In this study, the relative incidence of peripheral neuropathy was elevated significantly upon exposure to fluoroquinolone, with an adjusted incidence rate ratios (IRR) of 1.47 (95%CI, 1.13 to 1.92), but was not with amoxicillin-clavulanate exposure (adjusted IRR, 1.10; 95% CI, 0.86 to 1.40).
“Although harm may be prevented by reducing fluoroquinolone exposure through antibiotic stewardship interventions, this practice may not be possible or appropriate for all patients, particularly in those with more serious infections such that the benefit-risk balance may differ,” Morales and colleagues explained. “Although this risk may be considered a rare event among individual patients, a large number of people are treated with fluoroquinolones with relatively little attention given to this risk among clinical guidelines for the management of infections, suggesting that the risk may not be well known among health care professionals.”
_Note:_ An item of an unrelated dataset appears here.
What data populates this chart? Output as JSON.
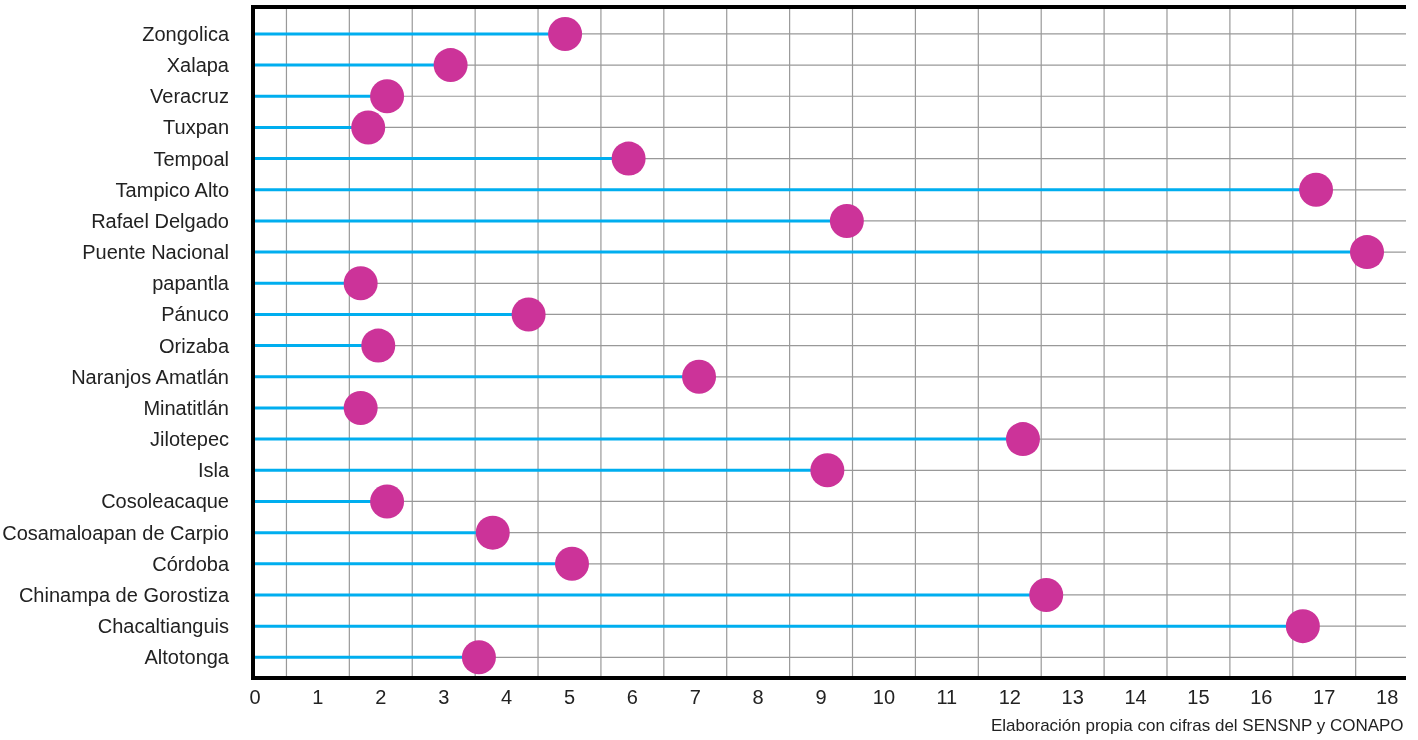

A secondary analysis intended to determine the association with recent exposure and peripheral neuropathy showed that the relative incidence of the condition was significantly elevated within 1 to 90 days of systemic fluoroquinolone exposure (adjusted IRR, 1.29; 95% CI, 1.05 to 1.57) as well as within 91 to 180 days of systemic fluoroquinolone exposure (adjusted IRR, 1.25; 95% CI, 1.03 to 1.51). The highest risk was observed when there was exposure within both time frames (adjusted IRR, 1.68; 95% CI, 1.20 to 2.35).
"The association with peripheral neuropathy seemed to last for up to 6 months following fluoroquinolone therapy," Morales said. "This may be several reasons for this including their mechanism of toxicity, delays in presentation or diagnosis of peripheral neuropathy, and how conditions may be recorded in the database. The risk of peripheral neuropathy following fluoroquinolones therapy was higher in men and appeared to increase with age and length of antibiotic therapy."
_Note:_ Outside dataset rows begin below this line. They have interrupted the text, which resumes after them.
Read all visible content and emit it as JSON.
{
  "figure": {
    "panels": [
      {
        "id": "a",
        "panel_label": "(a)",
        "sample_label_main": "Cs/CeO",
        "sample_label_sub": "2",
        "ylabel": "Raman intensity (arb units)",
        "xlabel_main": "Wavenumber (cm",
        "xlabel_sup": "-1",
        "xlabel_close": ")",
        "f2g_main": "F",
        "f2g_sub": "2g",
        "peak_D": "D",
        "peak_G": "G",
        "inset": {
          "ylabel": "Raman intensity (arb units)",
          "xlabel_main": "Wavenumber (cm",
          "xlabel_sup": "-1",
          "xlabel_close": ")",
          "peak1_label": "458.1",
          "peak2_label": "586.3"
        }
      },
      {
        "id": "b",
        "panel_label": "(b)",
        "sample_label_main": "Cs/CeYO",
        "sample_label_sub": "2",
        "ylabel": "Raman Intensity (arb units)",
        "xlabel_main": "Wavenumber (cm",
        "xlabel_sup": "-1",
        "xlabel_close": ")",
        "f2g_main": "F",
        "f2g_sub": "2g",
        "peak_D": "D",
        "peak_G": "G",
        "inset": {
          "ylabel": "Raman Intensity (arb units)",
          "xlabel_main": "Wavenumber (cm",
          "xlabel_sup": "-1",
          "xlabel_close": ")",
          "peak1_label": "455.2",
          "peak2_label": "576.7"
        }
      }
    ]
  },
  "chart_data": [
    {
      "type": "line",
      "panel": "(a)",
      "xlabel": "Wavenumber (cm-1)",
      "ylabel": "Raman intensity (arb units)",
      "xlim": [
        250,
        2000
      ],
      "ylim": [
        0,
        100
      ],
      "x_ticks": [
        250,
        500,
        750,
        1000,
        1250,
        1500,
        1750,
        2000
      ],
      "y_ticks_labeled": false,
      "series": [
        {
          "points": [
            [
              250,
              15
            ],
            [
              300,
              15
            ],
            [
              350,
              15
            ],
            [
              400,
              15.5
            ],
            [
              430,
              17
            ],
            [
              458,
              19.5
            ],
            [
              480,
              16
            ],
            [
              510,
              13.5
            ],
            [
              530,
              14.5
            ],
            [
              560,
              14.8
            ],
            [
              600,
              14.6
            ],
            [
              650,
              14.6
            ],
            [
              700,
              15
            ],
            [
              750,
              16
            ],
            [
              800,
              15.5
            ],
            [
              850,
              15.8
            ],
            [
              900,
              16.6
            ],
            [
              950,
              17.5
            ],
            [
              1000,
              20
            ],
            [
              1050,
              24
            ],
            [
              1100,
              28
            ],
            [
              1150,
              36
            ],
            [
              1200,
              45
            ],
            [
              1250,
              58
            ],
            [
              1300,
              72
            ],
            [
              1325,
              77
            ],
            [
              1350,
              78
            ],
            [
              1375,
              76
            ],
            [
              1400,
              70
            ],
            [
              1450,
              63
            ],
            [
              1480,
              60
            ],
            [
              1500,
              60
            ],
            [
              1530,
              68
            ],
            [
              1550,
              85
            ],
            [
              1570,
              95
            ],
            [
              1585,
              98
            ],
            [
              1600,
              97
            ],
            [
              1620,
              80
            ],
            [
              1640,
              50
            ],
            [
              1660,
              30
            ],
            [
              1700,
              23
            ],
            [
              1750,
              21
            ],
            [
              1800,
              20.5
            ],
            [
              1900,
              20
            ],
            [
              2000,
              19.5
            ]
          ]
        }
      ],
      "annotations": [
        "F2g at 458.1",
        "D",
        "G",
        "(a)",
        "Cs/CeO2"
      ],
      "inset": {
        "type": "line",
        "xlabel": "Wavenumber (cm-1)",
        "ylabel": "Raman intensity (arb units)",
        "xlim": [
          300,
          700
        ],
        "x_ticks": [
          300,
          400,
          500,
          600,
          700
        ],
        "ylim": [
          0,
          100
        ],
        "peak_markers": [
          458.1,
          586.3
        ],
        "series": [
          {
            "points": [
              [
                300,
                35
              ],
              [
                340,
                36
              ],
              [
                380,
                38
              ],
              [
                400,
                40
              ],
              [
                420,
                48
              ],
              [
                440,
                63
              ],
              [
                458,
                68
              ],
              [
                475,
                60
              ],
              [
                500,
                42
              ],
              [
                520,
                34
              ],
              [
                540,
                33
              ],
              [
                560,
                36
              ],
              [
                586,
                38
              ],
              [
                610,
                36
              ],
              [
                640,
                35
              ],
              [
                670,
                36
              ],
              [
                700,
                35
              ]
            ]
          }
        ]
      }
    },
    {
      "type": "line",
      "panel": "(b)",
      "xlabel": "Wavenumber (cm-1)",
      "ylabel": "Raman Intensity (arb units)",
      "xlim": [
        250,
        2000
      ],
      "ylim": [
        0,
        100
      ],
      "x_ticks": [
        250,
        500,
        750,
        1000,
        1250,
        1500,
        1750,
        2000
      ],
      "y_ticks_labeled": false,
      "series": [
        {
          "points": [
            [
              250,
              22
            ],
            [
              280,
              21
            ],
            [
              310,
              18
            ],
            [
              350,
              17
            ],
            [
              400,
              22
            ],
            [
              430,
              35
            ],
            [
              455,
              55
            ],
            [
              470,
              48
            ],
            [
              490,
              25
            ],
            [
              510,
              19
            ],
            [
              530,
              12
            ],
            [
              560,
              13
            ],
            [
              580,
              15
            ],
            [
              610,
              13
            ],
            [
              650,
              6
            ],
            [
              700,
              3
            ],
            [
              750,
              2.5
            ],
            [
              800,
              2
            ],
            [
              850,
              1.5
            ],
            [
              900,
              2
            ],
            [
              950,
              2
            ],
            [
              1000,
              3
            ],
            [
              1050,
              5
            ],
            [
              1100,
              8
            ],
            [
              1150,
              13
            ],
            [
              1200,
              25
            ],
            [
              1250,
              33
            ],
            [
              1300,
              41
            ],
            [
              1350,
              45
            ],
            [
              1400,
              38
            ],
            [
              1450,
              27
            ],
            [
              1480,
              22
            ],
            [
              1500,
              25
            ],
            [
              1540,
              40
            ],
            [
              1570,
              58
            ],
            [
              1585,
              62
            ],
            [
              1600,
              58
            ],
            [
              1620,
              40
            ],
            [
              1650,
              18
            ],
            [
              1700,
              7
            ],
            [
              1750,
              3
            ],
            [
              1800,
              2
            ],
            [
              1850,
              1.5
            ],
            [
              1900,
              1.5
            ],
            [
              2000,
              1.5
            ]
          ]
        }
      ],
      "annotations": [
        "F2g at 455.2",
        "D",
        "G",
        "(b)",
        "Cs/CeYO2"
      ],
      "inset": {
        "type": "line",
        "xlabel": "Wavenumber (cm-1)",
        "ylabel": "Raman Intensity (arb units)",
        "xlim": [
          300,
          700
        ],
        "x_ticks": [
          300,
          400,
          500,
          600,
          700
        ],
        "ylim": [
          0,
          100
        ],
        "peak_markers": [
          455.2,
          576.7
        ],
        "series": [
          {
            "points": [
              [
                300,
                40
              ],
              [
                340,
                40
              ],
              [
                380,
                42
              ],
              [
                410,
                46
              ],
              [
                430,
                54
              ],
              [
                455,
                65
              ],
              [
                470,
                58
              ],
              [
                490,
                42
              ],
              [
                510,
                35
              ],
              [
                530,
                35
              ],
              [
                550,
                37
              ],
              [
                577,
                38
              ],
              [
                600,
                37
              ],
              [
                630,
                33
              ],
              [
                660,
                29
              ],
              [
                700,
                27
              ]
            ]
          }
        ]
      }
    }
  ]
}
In an accompanying editorial by Nathan P. Staff, MD, PhD, and P. James B. Dyck, MD, the pair detailed that based on these data, “a fluoroquinolone-associated peripheral neuropathy is a rare event; thus moving forward, it will be critical to determine whether there are risk factors for its development.” Staff and Dyck raised a number of questions regarding this neuropathy, and whether or not it is more likely to occur in patients with specific medical conditions, if there is any genetic predisposition, or if it arises in relation to the infection being treated, among others.2
“Furthermore, and perhaps most importantly, detailed descriptions of the clinical features of fluoroquinolone-induced neuropathy are lacking, with current reports of axonal sensory and motor neuropathies of widely varying severity and unclear recovery,” Staff and Dyck noted. “Finally, there are no strong hypotheses regarding the pathomechanisms of fluoroquinolone-induced neuropathy. Developing a mechanistic model of this neuropathy will be important for understanding risk factors and prevention.”
1. Morales D, Pacurariu A, Slattery J, Pinheiro L, McGettigan P, Kurz X. Association between peripheral neuropathy and exposure to oral fluoroquinolone or amoxicillin-clavulanate therapy. JAMA Neurol. Published online April 29, 2019. doi:10.1001/jamaneurol.2019.0887.
2. Staff NP, Dyck PJB. On the association between fluoroquinolones and neuropathy. JAMA Neurol. Published online April 29, 2019. doi:10.1001/jamaneurol.2019.0886.